The most reliable method is to manually test these links. You can:

  • Visually inspect your menus and widgets, clicking on each link.
  • Use your browser's developer tools to inspect the page and check the href attributes of links.
  • Utilize online broken link checkers that crawl your live website. This method can sometimes find links that internal plugins miss because they analyze the fully rendered HTML page.

2. For Developers: Custom Code Hooks

For those comfortable with code, the plugin may offer filters or action hooks that allow a developer to extend its parsing capabilities. You would need to write custom PHP code that instructs the plugin to also parse content from other database locations, such as the wp_options table where widget data is often stored. This requires advanced WordPress development knowledge.
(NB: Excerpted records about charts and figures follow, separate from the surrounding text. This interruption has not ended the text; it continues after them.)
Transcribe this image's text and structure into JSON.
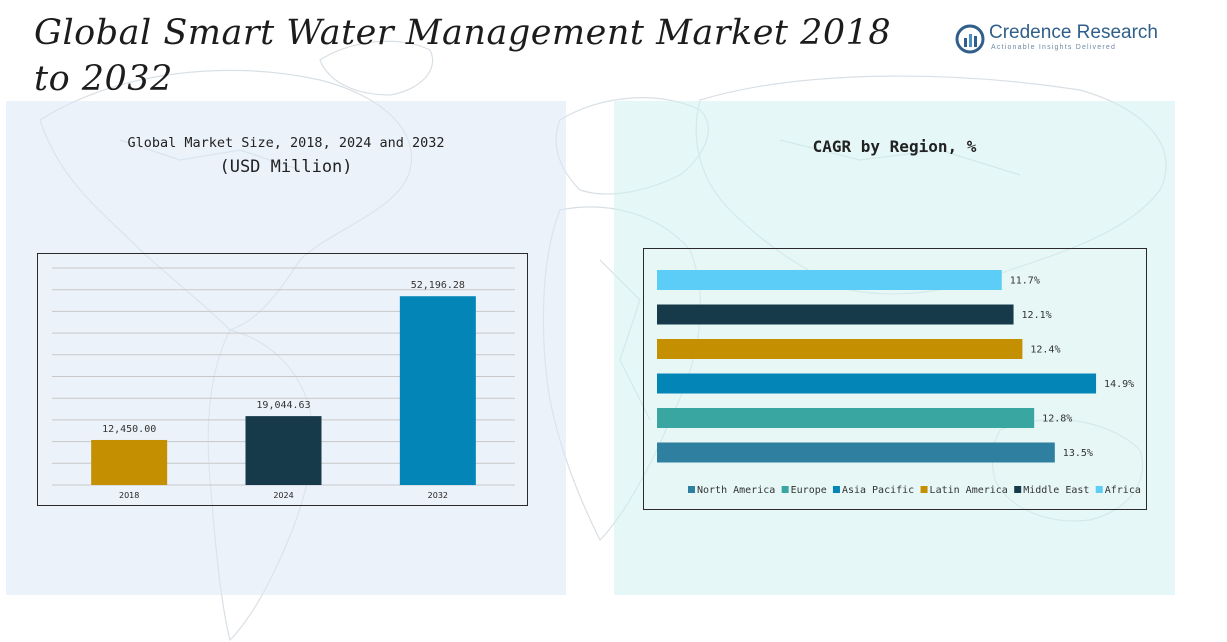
{
  "header": {
    "title": "Global Smart Water Management Market 2018 to 2032",
    "brand_name": "Credence Research",
    "brand_tagline": "Actionable Insights Delivered"
  },
  "left_panel": {
    "title": "Global Market Size, 2018, 2024 and 2032",
    "subtitle": "(USD Million)"
  },
  "right_panel": {
    "title": "CAGR by Region, %"
  },
  "colors": {
    "gold": "#c48f00",
    "navy": "#173a4a",
    "blue": "#0485b8",
    "teal": "#3aa6a2",
    "steel": "#2e7fa0",
    "sky": "#5bcdf7",
    "brand": "#2f5f8a"
  },
  "chart_data": [
    {
      "type": "bar",
      "title": "Global Market Size, 2018, 2024 and 2032",
      "subtitle": "(USD Million)",
      "categories": [
        "2018",
        "2024",
        "2032"
      ],
      "values": [
        12450.0,
        19044.63,
        52196.28
      ],
      "value_labels": [
        "12,450.00",
        "19,044.63",
        "52,196.28"
      ],
      "bar_colors": [
        "#c48f00",
        "#173a4a",
        "#0485b8"
      ],
      "ylim": [
        0,
        60000
      ],
      "grid": true
    },
    {
      "type": "bar",
      "orientation": "horizontal",
      "title": "CAGR by Region, %",
      "categories": [
        "North America",
        "Europe",
        "Asia Pacific",
        "Latin America",
        "Middle East",
        "Africa"
      ],
      "values": [
        13.5,
        12.8,
        14.9,
        12.4,
        12.1,
        11.7
      ],
      "value_labels": [
        "13.5%",
        "12.8%",
        "14.9%",
        "12.4%",
        "12.1%",
        "11.7%"
      ],
      "bar_colors": [
        "#2e7fa0",
        "#3aa6a2",
        "#0485b8",
        "#c48f00",
        "#173a4a",
        "#5bcdf7"
      ],
      "xlim": [
        0,
        15
      ],
      "legend_position": "bottom"
    }
  ]
}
3. Understand the Limitations

It's important to set correct expectations. The Broken Link Checker team has acknowledged these limitations in support threads, classifying support for menus and widgets as a potential feature request rather than a current capability. Keeping the plugin updated is crucial, as any future implementation of these features would be announced in the changelog.

Conclusion

The inability of Broken Link Checker to scan links in menus, widgets, and shortcodes is a known limitation of its design, not a fault with your installation. By understanding why it happens and employing manual checks or exploring advanced custom development, you can ensure all links on your site are functional. For updates on this functionality, watch the official plugin changelog for any future announcements.